Черный Баламут (Олди) - страница 122

Они прекрасно смотрелись: светлокожий сын Ганги, который успел изрядно заматереть за четыре года столичной жизни, обзавелся вьющейся бородкой, бычьим загривком и саженным разворотом плеч, и — юркая обезьяна с мордочкой шута и характером избалованного ребенка.

Гангея и сам плохо понимал, что заставило его выходить обезьянку. Сострадание? Уважение к отваге, к желанию биться до конца? Прихоть?.. В конце концов он махнул рукой на самокопание и назвал любимицу Кали. В честь Темной богини-убийцы, покровительницы душителей. Говорил: вряд ли среди верных слуг Кали есть хоть один герой, что пытался задушить удава! Украсил шею зверька гирляндой крохотных черепов, сделанных из слоновой кости умелым резчиком, повязал обезьянке голову малиновым платком, треугольным лоскутом шелка — именно таким пользовались жрецы-туги, когда лишали дыхания очередную жертву…

Маленькую перевозчицу и челн страсти на стремнине Ямуны он давно забыл: обилие новых впечатлений вытеснило из памяти многие эпизоды прошлого… Но острый запах зверя, исходивший от мартышки, и прозвище Кали будили в сыне Ганги легкую тоску, светлую печаль о чем-то, что можно было бы назвать отрочеством.

В такие минуты он застывал гранитным изваянием и кончиками пальцев легонько поглаживал обезьяний хвост, который свисал вниз с его плеча.

Похожим жестом Рама-с-Топором касался распушенного кончика своей косы.

Обезьянка заверещала, тыкая корявым пальцем перед собой, в сторону южных предместий, и Гангея удовлетворенно вздохнул.

— Едет, — бросил он не оборачиваясь. — Говорил же вам: надо ждать…

Предместья отлично просматривались отсюда: дома, сложенные из темно-красного кирпича на известняковом растворе, напоминали стайки попугаев-алохвостов, и сейчас правее каменных птиц курилась дымка пыли, двигаясь к Хастинапуру.

Дружинники скорбно переглянулись. Состязания лучников, после которых наследник престола обещал показать в действии «Стоны Седьмой Матери», способные временно оглушить сотню человек, — все это откладывалось на неопределенный срок.

И вскоре дружинникам пришлось громыхать подошвами сандалий по лестницам, встроенным изнутри в крепостные стены, если Гангея чему-то и не научился до сих пор, так это ходить с подобающей сану важностью.

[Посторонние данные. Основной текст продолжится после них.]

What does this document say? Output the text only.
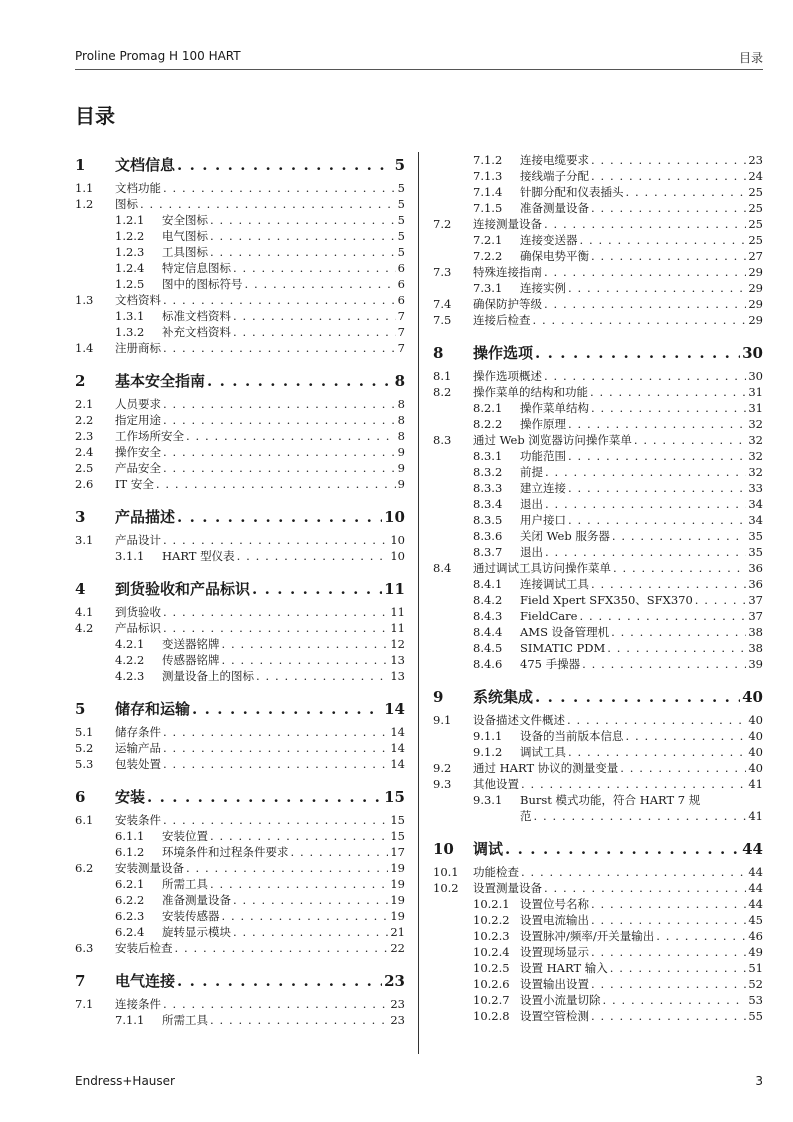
Proline Promag H 100 HART	目录
目录
1 文档信息 . . .	5
1.1 文档功能 . . .	5
1.2 图标 . . .	5
1.2.1 安全图标 . . .	5
1.2.2 电气图标 . . .	5
1.2.3 工具图标 . . .	5
1.2.4 特定信息图标 . . .	6
1.2.5 图中的图标符号 . . .	6
1.3 文档资料 . . .	6
1.3.1 标准文档资料 . . .	7
1.3.2 补充文档资料 . . .	7
1.4 注册商标 . . .	7
2 基本安全指南 . . .	8
2.1 人员要求 . . .	8
2.2 指定用途 . . .	8
2.3 工作场所安全 . . .	8
2.4 操作安全 . . .	9
2.5 产品安全 . . .	9
2.6 IT 安全 . . .	9
3 产品描述 . . .	10
3.1 产品设计 . . .	10
3.1.1 HART 型仪表 . . .	10
4 到货验收和产品标识 . . .	11
4.1 到货验收 . . .	11
4.2 产品标识 . . .	11
4.2.1 变送器铭牌 . . .	12
4.2.2 传感器铭牌 . . .	13
4.2.3 测量设备上的图标 . . .	13
5 储存和运输 . . .	14
5.1 储存条件 . . .	14
5.2 运输产品 . . .	14
5.3 包装处置 . . .	14
6 安装 . . .	15
6.1 安装条件 . . .	15
6.1.1 安装位置 . . .	15
6.1.2 环境条件和过程条件要求 . . .	17
6.2 安装测量设备 . . .	19
6.2.1 所需工具 . . .	19
6.2.2 准备测量设备 . . .	19
6.2.3 安装传感器 . . .	19
6.2.4 旋转显示模块 . . .	21
6.3 安装后检查 . . .	22
7 电气连接 . . .	23
7.1 连接条件 . . .	23
7.1.1 所需工具 . . .	23
7.1.2 连接电缆要求 . . .	23
7.1.3 接线端子分配 . . .	24
7.1.4 针脚分配和仪表插头 . . .	25
7.1.5 准备测量设备 . . .	25
7.2 连接测量设备 . . .	25
7.2.1 连接变送器 . . .	25
7.2.2 确保电势平衡 . . .	27
7.3 特殊连接指南 . . .	29
7.3.1 连接实例 . . .	29
7.4 确保防护等级 . . .	29
7.5 连接后检查 . . .	29
8 操作选项 . . .	30
8.1 操作选项概述 . . .	30
8.2 操作菜单的结构和功能 . . .	31
8.2.1 操作菜单结构 . . .	31
8.2.2 操作原理 . . .	32
8.3 通过 Web 浏览器访问操作菜单 . . .	32
8.3.1 功能范围 . . .	32
8.3.2 前提 . . .	32
8.3.3 建立连接 . . .	33
8.3.4 退出 . . .	34
8.3.5 用户接口 . . .	34
8.3.6 关闭 Web 服务器 . . .	35
8.3.7 退出 . . .	35
8.4 通过调试工具访问操作菜单 . . .	36
8.4.1 连接调试工具 . . .	36
8.4.2 Field Xpert SFX350、SFX370 . . .	37
8.4.3 FieldCare . . .	37
8.4.4 AMS 设备管理机 . . .	38
8.4.5 SIMATIC PDM . . .	38
8.4.6 475 手操器 . . .	39
9 系统集成 . . .	40
9.1 设备描述文件概述 . . .	40
9.1.1 设备的当前版本信息 . . .	40
9.1.2 调试工具 . . .	40
9.2 通过 HART 协议的测量变量 . . .	40
9.3 其他设置 . . .	41
9.3.1 Burst 模式功能，符合 HART 7 规
范 . . .	41
10 调试 . . .	44
10.1 功能检查 . . .	44
10.2 设置测量设备 . . .	44
10.2.1 设置位号名称 . . .	44
10.2.2 设置电流输出 . . .	45
10.2.3 设置脉冲/频率/开关量输出 . . .	46
10.2.4 设置现场显示 . . .	49
10.2.5 设置 HART 输入 . . .	51
10.2.6 设置输出设置 . . .	52
10.2.7 设置小流量切除 . . .	53
10.2.8 设置空管检测 . . .	55
Endress+Hauser	3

Воротные стражи уже возились с засовами, распахивали створки настежь, кто-то бегал по мосту с плетеной корзинкой, устилая дорогу царю лепестками махрового жасмина, — словом, приготовления к встрече были в самом разгаре. И впрямь: спустя всего час с небольшим упряжки первых колесниц вступили на мост. Сам Шантану ехал следом на слоне, сидя в золоченой беседке. Грустно нахохлившись, Владыка напоминал сейчас престарелого коршуна в неволе, увидев сына, Шантану малость приободрился, даже помахал Гангее рукой… Снова сгорбился, тень набежала на лицо царя, и вся процессия без остановок проследовала дальше, по окружной дороге, носившей название «Путь Звездного Благополучия», к дворцу.